Erneuerung ist ein großes Wort. Vielleicht unnötig groß: es wäre aber schön und wird von zeitgemäßer Politik erwartet, einfach mit der Zeit zu gehen. Natürlich gehören dazu Erfahrungen - aber dürfen die nur aus lebenslanger Berufspolitik kommen? In diesem Licht betrachtet, bedeutet der Verzicht auf Joachim Lohse personalpolitisch: „Zurück auf 2011“ oder 2007 - unser einziger prominenter Quereinsteiger in die Politik (und in bremische Gegebenheiten) geht. Kein Platz, kein Nerv, kein Interesse (mehr) für so viel Neues?

Das Positive: Der Landesvorstand und die drei Spitzenfrauen haben anerkannt und aufgeschrieben, dass ein "Generationswechsel" angezeigt sei und bevorsteht. Das erstaunliche: Sie haben ihn schriftlich auf 2023 terminiert - und auch schon personell besetzt. 2018, fünf Jahre im Voraus. Abgesehen davon, dass das in einer Zeit, in der politische Gewissheiten im Monatstakt wanken und fallen, eine kühne Setzung ist: Ist das das, was Grüne als Basisbeteiligung hochhalten? Das, was die grünen Ahnen früher mal mit Rotation, wir alle neulich noch (und in der Bundespartei gerade jetzt explizit wieder) mit einer Quereinsteigerkultur meinten? Ist das die Zeitgenossenschaft, die wir Freunden und Freundinnen, Nachbarn und Kolleginnen, Sympathisantinnen und Skeptikern, Neugierigen und Zweifelnden, Unterstützerinnen und Gegnern, Partnern und Wählerinnen als unsere politische Kultur und Zukunftsmusik anbieten wollen? Ich meine: Nein.
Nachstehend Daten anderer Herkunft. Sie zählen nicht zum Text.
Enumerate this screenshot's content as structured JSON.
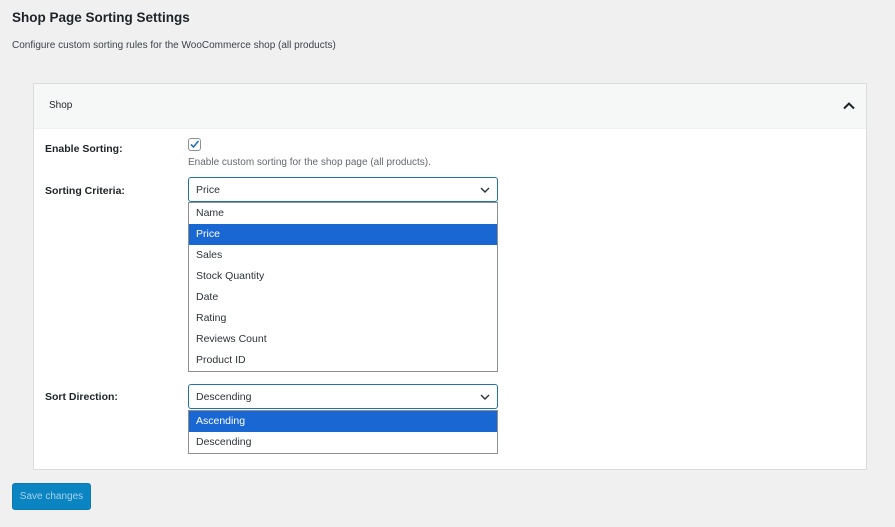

Wir haben in der Breite auch kein Generationenproblem; nicht eine "Generation" muss wechseln, sondern das personelle Angebot sich entwickeln - warum erst 2023, wenn unsere Kinder (die übernächste Generation!) wählen dürfen? Eine Spitzenkandidatin, die (nach vielen Jahren Spitzenämtern) in Aussicht stellt, jetzt (!) vier Jahre lang „gemeinsam den Generationenwechsel vorzubereiten“, möchte ich fragen: Warum Du? Warum erst jetzt? Wer hat das in den vergangenen Jahren gemacht? Ich habe Susan Mittrenga, Henrike Müller, Matthias Güldner und Maike Schaefer in der Arbeit an dieser Aufgabe erlebt - seit Jahren: Sie haben sich gekümmert, motiviert, gefördert. Und die Leute der Generationen, die sie geprägt haben, haben Namen und Gesichter, Kompetenzen - und Erfahrung.

Ich habe die Personalpolitik der Grünen immer als Einladung verstanden: Erfahrungen (!), Kompetenzen und Ideen einzubringen, weil sie gewertschätzt und gebraucht werden. Diese vorzügliche Behandlung habe ich als Quereinsteiger, Kandidat und Abgeordneter genossen und schätzen gelernt, denn sie macht kreativ und tolerant. Diese vorzügliche Erfahrung möchte ich auch als Bürger*in und Basismitglied erleben, die steht auch jeder und jedem anderen Interessierten und Engagierten zu. Wenn wir von Behörden erwarten, dass sie uns alle als Kund*innen behandeln - dann sollten wir als Partei hinter diese Erwartung nicht zurückgehen. Wir haben den grünen Stadtkongress „Infrastrukturen des Glücks“ als so eine Einladung inszeniert und erlebt. Die Grüne Jugend lebt und führt das gesellschaftlich und medial gerade mitreißend und erfolgreich vor. Weil der Anspruch sich im Tun erweist: #stadtneudenken geht nicht „weiter so“ #stattneudenken ;-)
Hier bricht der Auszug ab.